Da Corriere della Sera del 13/06/2004

IL CASO

L’uomo di Annan si sente emarginato dagli americani

di Ennio Caretto

WASHINGTON - Lakhdar Brahimi avrebbe rassegnato giorni fa le dimissioni dal suo incarico in Iraq, ritenendo di essere stato emarginato dall'America «e dai suoi alleati iracheni» nella formazione del nuovo governo a Bagdad. Lo afferma il sito internet del giornale israeliano Haaretz , attribuendo la notizia a fonti Onu. Il Palazzo di Vetro di New York non commenta, ma dichiara che l'ex ministro degli Esteri algerino resta «consigliere speciale» del segretario Kofi Annan, e lo sostituirà domani ad Ankara alla riunione dei Paesi vicini all'Iraq indetta dall'Organizzazione della conferenza islamica.

Secondo Haaretz , Brahimi non ha ancora formalizzato le dimissioni in una lettera ad Annan ma non tornerà a Bagdad. Intervistato dalla Bbc giovedì, il mediatore dell’Onu non aveva smentito di volere rinunciare al mandato, e il giornale israeliano sostiene che Annan sta ora cercando un suo sostituto. La decisione di Brahimi era attesa - vi aveva accennato egli stesso al ritorno dall'Iraq - ma il fatto che l'avrebbe accelerata in segno di protesta getta un'ombra sull'America e il governo iracheno. Spiega anche perché su di lui, uomo chiave della difficile transizione, sia sceso il silenzio.

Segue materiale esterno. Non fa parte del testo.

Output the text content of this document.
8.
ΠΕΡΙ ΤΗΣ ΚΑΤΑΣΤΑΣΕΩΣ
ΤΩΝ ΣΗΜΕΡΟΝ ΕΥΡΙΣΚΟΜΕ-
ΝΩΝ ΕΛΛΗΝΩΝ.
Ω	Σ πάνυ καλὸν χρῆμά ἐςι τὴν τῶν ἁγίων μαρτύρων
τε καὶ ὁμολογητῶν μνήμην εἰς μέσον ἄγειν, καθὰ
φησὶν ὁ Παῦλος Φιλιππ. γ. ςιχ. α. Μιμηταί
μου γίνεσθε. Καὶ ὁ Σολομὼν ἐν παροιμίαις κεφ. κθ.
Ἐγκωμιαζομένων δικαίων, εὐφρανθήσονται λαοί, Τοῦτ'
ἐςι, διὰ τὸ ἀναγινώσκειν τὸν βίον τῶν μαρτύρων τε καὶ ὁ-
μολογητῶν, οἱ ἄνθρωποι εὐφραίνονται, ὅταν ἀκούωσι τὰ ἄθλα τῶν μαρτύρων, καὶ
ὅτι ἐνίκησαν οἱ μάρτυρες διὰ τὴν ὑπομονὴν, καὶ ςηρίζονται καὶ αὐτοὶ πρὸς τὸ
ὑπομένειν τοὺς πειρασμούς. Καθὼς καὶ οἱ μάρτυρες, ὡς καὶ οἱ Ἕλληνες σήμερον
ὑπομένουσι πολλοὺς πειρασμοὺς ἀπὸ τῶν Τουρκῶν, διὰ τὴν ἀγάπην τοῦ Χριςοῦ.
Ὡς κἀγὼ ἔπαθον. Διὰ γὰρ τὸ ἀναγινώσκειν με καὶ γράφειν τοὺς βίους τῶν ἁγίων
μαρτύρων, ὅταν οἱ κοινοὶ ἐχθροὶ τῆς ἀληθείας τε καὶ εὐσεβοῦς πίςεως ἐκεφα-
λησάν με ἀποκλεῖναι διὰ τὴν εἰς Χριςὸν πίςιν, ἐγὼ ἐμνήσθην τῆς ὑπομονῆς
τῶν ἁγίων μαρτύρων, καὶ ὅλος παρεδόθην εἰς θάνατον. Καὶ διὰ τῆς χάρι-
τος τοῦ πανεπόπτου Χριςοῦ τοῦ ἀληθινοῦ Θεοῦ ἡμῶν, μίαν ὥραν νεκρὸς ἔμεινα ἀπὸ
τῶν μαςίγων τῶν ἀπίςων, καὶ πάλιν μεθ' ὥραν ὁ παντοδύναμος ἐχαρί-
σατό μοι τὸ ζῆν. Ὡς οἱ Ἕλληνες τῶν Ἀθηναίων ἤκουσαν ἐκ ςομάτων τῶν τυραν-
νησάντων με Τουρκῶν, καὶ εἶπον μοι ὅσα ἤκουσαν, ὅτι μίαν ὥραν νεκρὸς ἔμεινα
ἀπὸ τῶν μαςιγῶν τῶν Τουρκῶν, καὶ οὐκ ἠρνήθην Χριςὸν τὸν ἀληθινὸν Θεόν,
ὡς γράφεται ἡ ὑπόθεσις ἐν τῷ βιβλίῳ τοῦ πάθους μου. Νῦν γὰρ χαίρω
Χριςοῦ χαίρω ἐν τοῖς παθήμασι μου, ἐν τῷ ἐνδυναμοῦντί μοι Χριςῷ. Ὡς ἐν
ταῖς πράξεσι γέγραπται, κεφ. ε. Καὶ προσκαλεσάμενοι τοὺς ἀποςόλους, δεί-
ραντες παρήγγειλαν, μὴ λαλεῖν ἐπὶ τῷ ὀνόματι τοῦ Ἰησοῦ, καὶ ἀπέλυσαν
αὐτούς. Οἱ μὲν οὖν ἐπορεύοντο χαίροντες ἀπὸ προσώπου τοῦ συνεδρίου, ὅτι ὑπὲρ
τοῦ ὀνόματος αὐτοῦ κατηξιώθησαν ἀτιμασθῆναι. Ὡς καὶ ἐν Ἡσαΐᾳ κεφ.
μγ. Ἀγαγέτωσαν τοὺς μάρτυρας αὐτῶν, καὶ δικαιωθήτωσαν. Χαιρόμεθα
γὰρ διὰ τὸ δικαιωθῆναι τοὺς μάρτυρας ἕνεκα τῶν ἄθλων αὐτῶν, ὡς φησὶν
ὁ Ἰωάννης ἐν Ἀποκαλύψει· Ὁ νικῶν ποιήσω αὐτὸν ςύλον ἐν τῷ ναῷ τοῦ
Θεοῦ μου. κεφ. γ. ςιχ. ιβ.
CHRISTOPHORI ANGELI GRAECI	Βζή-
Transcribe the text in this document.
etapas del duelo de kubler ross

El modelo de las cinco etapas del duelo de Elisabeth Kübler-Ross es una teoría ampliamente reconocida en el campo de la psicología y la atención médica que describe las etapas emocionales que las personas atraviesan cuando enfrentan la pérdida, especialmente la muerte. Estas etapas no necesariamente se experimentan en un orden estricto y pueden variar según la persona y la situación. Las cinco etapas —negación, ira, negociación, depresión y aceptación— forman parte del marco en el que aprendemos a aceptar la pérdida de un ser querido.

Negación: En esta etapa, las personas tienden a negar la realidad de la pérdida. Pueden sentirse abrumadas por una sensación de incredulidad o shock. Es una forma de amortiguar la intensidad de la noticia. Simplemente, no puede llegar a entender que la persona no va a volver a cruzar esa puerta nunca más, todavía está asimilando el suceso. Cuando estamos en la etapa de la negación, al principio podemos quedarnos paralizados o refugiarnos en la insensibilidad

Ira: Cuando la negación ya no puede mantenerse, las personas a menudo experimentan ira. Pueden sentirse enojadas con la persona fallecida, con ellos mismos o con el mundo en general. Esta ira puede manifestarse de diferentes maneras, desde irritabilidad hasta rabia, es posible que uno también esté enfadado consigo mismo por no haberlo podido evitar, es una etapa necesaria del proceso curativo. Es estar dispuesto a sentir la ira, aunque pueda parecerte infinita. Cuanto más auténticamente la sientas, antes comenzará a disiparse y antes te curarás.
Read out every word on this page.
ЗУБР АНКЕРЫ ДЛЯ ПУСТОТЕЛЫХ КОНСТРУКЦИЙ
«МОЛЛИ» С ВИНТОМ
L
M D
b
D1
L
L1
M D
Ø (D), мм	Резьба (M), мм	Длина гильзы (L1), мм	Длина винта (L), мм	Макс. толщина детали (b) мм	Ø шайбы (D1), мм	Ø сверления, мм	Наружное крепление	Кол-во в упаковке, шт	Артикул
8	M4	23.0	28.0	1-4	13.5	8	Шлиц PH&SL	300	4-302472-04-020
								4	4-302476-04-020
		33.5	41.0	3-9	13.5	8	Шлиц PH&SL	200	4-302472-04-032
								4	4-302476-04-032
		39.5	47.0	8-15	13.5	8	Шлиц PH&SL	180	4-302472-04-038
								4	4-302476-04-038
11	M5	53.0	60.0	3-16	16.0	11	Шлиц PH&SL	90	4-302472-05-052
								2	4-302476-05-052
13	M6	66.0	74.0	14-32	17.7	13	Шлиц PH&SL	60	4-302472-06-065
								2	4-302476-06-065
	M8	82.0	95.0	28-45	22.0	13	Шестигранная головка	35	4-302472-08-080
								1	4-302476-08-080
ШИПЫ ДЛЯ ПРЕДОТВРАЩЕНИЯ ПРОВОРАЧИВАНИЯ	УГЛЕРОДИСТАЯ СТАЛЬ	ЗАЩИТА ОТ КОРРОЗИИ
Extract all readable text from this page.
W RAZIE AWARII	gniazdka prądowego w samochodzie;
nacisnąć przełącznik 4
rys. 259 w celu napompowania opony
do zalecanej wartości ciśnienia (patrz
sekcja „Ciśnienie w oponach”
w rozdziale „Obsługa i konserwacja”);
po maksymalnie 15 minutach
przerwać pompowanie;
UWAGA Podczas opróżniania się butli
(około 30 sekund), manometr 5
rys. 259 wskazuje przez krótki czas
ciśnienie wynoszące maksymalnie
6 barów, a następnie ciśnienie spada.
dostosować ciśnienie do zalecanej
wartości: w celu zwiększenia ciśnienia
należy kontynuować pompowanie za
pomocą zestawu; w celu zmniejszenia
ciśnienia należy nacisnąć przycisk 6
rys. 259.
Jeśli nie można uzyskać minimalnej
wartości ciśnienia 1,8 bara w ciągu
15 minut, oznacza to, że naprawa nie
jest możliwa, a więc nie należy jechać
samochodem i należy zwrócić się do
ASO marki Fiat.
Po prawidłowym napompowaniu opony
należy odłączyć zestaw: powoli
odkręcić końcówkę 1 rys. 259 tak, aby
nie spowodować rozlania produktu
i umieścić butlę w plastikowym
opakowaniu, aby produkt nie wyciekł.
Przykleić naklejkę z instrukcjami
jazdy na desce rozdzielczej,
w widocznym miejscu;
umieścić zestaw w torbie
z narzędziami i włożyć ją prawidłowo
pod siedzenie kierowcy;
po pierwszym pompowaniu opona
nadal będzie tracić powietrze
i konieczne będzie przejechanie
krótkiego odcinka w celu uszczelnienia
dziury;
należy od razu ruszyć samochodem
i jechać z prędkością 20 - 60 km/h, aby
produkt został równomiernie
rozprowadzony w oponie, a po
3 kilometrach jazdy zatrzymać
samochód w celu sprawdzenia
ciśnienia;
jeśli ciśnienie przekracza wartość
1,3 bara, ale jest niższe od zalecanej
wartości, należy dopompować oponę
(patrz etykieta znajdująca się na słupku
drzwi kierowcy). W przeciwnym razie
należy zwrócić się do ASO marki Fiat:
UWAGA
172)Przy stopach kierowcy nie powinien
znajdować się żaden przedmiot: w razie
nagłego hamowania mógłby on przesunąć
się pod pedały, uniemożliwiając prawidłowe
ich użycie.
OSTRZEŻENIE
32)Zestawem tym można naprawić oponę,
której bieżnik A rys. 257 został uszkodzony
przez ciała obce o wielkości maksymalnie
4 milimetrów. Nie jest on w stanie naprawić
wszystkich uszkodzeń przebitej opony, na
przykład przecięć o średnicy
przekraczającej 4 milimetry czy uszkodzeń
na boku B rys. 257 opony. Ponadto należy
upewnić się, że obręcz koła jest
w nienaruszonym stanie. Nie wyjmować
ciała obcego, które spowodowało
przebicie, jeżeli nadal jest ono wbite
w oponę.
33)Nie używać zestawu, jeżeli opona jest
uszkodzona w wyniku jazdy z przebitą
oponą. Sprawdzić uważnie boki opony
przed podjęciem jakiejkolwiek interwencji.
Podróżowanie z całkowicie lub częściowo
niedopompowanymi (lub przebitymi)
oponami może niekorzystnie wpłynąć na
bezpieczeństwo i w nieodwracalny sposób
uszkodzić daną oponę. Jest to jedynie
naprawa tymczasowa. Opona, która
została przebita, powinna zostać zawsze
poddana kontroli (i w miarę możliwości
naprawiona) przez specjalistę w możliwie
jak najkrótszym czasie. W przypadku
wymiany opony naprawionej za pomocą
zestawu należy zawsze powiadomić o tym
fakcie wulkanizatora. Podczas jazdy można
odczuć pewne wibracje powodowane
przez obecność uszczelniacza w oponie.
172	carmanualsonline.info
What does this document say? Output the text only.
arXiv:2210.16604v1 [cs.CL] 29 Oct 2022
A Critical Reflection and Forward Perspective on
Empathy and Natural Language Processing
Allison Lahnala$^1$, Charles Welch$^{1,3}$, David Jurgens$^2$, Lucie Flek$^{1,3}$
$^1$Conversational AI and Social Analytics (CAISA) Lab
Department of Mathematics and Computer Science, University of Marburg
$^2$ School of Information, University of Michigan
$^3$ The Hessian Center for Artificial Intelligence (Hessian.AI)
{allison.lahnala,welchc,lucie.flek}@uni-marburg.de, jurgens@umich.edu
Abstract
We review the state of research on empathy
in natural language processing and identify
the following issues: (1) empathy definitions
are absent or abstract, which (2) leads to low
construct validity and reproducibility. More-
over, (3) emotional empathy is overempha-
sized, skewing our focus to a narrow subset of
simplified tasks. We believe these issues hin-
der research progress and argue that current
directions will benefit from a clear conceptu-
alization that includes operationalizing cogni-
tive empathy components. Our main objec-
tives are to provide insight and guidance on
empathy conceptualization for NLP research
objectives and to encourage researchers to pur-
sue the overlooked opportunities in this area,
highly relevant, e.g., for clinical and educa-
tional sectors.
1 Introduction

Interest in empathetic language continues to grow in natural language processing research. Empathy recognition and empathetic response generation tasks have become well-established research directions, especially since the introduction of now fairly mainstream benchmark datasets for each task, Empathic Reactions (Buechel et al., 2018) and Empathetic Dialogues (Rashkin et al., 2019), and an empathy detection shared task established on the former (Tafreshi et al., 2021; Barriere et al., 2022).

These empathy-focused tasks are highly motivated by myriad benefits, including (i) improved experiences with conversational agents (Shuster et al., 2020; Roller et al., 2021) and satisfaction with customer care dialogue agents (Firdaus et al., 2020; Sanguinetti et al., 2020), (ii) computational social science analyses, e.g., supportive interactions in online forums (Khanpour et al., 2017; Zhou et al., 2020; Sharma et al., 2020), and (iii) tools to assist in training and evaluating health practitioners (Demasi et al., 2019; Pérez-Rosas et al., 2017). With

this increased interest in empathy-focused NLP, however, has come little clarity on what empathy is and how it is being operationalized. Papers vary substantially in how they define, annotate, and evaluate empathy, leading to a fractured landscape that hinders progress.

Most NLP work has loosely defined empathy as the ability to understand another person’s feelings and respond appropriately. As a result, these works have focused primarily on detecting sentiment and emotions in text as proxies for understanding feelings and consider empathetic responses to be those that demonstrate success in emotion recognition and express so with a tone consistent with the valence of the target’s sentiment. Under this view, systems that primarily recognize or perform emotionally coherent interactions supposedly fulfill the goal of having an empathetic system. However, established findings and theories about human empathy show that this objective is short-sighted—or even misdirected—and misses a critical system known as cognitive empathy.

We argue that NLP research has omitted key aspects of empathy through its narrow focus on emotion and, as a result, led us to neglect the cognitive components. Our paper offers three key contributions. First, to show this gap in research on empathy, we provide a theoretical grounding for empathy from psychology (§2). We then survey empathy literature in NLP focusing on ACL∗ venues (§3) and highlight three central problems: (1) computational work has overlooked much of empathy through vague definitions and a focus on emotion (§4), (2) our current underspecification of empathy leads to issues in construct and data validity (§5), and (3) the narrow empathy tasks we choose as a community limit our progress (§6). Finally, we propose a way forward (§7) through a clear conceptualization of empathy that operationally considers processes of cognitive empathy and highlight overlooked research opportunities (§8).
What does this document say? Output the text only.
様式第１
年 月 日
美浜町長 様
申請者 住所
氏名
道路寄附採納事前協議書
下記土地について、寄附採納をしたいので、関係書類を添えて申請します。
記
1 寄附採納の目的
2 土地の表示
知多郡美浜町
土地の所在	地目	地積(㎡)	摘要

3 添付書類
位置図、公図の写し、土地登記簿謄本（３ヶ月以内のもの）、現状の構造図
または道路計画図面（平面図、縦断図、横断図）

Partito con l'intento di formare un governo di tecnici, Brahimi si ritrovò il 2 giugno scorso con un governo soprattutto di politici, per di più affidato a un uomo legato alla Cia, il premier Iyad Allawi. «Gli americani e gli iracheni loro vicini - scrive Haaretz - non vollero dargli spazio. Altri iracheni si meravigliarono del suo atteggiamento passivo». L'inviato dell'Onu non nascose il suo scontento: «Non credo che il governatore americano Paul Bremer si offenderà se dico che è un dittatore perché ha i soldi e il potere» notò alla conferenza stampa. Ma si mostrò soddisfatto del ruolo dell'Onu in Iraq.

Al voto unanime sulla nuova risoluzione al Consiglio di sicurezza, Brahimi mantenne un delicato equilibrio. Si disse gratificato del riferimento alla sua opera, ma ammonì che «i giorni e le settimane a venire metteranno il governo a dura prova», che «la soluzione dei problemi in Iraq richiederà anni, non mesi», e che «è necessario un dialogo con quanti si sono opposti all'occupazione e al processo politico». Caldeggiò la partecipazione ai lavori della «Conferenza dei mille» che dovrebbe tenersi a luglio dei rappresentanti dell'ayatollah Sadr, asserendo che «non tutti i ribelli sono terroristi».

Le dimissioni di Brahimi rischiano di alimentare i dubbi sul passaggio dei poteri agli iracheni manifestati dai critici dell'America, sulla permanenza di Bremer a Bagdad fino alla data fissata del 30 giugno e sugli sviluppi della crisi nei prossimi mesi.